Bond697 knows his stuff, don't be fooled.

 

[yifan_lu]

so basically, you read yifanlu's posts and from that you're able to make a custom firmware and a new homebrew launcher? wow. and why would you need to "translate" yifanlu's pseudocode into actual C? it's already in the gateway launcher you're supposedly going to use. if you had actually analyzed the launcher like you said you did, then you would know that.

this is crazy.

e: wait, you're doing this for 4.x? what the fuck? why would you need any of this? the old exploit is easier to use.

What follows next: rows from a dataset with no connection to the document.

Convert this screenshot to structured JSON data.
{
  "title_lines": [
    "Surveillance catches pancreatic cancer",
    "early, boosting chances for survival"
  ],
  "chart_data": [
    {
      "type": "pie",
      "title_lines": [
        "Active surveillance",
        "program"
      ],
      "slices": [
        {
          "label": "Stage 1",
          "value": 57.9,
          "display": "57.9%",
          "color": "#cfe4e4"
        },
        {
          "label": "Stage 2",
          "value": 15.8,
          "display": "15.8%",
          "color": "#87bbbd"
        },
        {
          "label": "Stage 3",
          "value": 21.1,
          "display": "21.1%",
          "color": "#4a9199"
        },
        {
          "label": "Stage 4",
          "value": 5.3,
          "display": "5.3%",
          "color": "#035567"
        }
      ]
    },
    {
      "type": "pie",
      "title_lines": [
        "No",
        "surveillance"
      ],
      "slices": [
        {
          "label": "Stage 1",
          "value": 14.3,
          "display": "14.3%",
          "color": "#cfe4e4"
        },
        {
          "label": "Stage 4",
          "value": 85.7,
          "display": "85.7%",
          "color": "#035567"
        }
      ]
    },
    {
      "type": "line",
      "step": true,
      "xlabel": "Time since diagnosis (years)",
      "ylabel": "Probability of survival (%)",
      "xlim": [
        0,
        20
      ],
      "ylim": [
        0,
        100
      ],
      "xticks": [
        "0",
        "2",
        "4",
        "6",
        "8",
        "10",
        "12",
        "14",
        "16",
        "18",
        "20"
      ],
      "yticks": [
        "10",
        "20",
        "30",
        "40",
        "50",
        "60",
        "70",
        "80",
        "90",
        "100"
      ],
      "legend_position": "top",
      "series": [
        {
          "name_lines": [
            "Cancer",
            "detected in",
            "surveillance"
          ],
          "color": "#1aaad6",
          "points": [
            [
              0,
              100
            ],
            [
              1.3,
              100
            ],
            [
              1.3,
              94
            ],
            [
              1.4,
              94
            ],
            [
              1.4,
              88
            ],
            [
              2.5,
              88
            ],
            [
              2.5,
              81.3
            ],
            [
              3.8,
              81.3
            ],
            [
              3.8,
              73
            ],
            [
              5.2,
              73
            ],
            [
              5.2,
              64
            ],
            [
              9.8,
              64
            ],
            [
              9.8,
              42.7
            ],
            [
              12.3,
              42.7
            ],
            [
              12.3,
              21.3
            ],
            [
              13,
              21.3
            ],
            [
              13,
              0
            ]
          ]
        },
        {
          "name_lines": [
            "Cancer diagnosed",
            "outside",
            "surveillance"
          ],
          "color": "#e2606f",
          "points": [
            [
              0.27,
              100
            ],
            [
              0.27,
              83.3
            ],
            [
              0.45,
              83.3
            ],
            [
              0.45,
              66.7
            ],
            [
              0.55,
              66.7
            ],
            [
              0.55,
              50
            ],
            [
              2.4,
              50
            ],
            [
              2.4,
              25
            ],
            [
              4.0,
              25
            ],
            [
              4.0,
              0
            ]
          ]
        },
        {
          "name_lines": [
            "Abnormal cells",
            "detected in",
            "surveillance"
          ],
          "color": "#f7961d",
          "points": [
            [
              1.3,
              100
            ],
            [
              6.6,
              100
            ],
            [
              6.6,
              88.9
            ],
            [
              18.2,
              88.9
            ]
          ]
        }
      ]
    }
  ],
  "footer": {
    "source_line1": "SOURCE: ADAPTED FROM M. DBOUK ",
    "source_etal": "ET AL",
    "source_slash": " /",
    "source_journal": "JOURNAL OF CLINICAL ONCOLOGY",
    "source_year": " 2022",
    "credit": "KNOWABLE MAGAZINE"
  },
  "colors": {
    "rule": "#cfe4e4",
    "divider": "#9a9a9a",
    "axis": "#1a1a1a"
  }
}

Yeah I didn't get that part either. Launching custom code with GW's code and stuff is as simple as putting your arm code at the right offset in the launcher.dat and reencrypting it. Maybe OP wants to do it in a simpler way (aka don't require reencryption) but that isn't the case because you don't need to recreate anything, it'll just be taking bits and pieces from my annotated rop listing. But then also... converting ROP payload to C code? Wtf. Yeah, I don't know what's going on here at all.

 

[Slushie3DS]

Hopefully, someone figures out how to put GPU DMA hacks to more use before patching has been made.

Anyway...

 

[Zidapi]

How is he a joke? Not only is he helping the community but he actually knows what he's doing unlike you

Ignore the haters, you guys can make a really good exploit

Ignore json, he's just a sad, pathetic person. 90% of his "contributions" to this community are posts insulting others.

As you suggested, he doesn't know anything about hacking, coding, REing or anything pertaining to this thread.

Therefore can't make any meaningful contribution, instead he resorts to insulting people. It's all rather pathetic really.

 

[TheHomesk1llet]

Yeah I didn't get that part either. Launching custom code with GW's code and stuff is as simple as putting your arm code at the right offset in the launcher.dat and reencrypting it. Maybe OP wants to do it in a simpler way (aka don't require reencryption) but that isn't the case because you don't need to recreate anything, it'll just be taking bits and pieces from my annotated rop listing. But then also... converting ROP payload to C code? Wtf. Yeah, I don't know what's going on here at all.

If it's as simple as that, you wouldn't happen to know the right offset from the beginning to the end, would you?

...Shit, I bet it's on your page...gimme a second.